The one everybody talks most about is reinstatement of the so-called 100% bonus deduction. The entire cost of construction equipment, qualifying vehicles, and interior improvements to commercial buildings that are placed in service after January 19, 2025, can be “expensed” – taken as a full deduction in the year of purchase. This flexibility will usually be a lot better for a contractor’s bottom line than depreciating the cost over five years.
The OBBBA also encourages the construction of new manufacturing facilities by introducing a Qualified Production Property provision applicable to construction begun after January 19, 2025, and before January 1, 2029. Under this provision, the costs of construction can be expensed in the year the facility is placed in service, rather than depreciating them over 39 years. This doesn’t directly benefit industrial contractors, but it will increase demand for their services. In Notice 2026-16 issued February 20, 2026, the IRS published interim guidance on how it will work.
For developers of multi-unit housing projects, the “Completed Contract Method” allows deferral of recognizing income and costs for tax purposes until the project is substantially complete, rather than reporting income each year under the percentage‑of‑completion method. This option was previously available only for one- to four- unit residential projects. The change is good news for apartment complexes, condos, student housing and senior living projects.
Qualified affordable housing buildings financed with tax-exempt bonds got a shot in the arm from OBBBA. The threshold for the low-income housing tax credit for bond-financed construction, previously 50% of the aggregate basis of the building and land financed by tax-exempt bonds, is now set 25% for bonds issued after Dec. 31, 2025.
The OBBBA has also expanded the usage of 529 education savings accounts to career and technical education in the construction trades, which should increase the pool of available skilled workers.
Interest deductions also became more generous under the OBBBA. Prior law allowed businesses to deduct interest expense up to 30% of earnings before interest and taxes (EBIT). Now, businesses can calculate that limit based on EBITDA, adding depreciation and amortization back in the mix such that more interest becomes deductible. This should encourage borrowing to finance growth across the board.
Contractors who struggle to get employees to work overtime should have a bit easier time convincing them, thanks to a provision in the OBBBA which exempts up to $12,500 in overtime income from federal income tax. (Note: Social Security and Medicare taxes still apply.)
On the minus side, the OBBBA repeals the Energy Efficient Commercial Building Deduction for projects that begin construction after June 30, 2026. This reduces incentives for energy-efficient construction and retrofits, and will likely produce a short term uptick in such projects as developers scramble to start construction before the deduction sunsets. In like fashion, tax breaks for energy efficient homes will sunset for residential properties acquired after June 30, 2026.

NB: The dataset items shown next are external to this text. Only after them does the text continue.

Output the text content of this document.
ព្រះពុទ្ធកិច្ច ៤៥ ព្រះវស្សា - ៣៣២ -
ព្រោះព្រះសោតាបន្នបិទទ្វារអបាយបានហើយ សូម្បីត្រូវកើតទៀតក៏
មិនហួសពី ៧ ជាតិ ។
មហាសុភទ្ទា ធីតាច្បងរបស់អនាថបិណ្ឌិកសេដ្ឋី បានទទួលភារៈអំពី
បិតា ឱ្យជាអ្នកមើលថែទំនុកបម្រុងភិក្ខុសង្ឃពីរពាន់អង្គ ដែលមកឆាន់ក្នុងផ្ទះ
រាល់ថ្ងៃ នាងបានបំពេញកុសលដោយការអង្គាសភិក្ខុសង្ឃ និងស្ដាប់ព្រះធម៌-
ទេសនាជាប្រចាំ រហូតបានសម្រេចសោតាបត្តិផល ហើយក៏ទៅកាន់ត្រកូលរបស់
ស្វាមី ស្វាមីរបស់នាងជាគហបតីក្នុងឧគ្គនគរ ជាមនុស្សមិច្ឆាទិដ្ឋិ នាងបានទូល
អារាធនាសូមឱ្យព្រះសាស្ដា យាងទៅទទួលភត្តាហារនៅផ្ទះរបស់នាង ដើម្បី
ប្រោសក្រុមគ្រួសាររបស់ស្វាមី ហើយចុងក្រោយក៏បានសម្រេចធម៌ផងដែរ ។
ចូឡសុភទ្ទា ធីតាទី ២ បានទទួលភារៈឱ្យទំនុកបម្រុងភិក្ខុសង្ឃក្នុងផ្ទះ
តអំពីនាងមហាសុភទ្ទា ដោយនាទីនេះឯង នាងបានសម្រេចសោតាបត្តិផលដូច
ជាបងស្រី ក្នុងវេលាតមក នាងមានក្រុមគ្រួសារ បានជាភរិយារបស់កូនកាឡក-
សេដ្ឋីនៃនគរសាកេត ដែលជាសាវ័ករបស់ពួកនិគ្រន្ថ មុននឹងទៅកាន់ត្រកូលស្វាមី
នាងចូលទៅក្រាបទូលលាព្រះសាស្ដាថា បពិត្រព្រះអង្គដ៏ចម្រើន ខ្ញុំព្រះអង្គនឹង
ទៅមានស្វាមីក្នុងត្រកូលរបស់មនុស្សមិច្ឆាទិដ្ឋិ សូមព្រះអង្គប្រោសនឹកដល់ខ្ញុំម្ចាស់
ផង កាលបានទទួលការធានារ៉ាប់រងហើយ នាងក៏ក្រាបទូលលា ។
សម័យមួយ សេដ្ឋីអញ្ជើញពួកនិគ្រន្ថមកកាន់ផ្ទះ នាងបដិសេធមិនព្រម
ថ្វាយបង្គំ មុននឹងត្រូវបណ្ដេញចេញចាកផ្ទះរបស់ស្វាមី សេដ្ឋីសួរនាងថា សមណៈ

The Trump Administration’s disdain for clean and renewable energy has also made an appearance in the OBBBA. Tax credits related to wind and solar installations will begin to phase out for projects placed in service after 2027, unless construction began within one year of enactment of the OBBBA. (The Act also cancelled billions in funding for offshore wind, solar, and EV infrastructure projects. Court challenges to the cancellations are underway.)
In the long run, the biggest minus from the Act may end up being its impact on the federal deficit. The Congressional Budget Office recently projected that the OBBBA will end up increasing the federal deficit by $4.7 trillion. That has "recession" written all over it.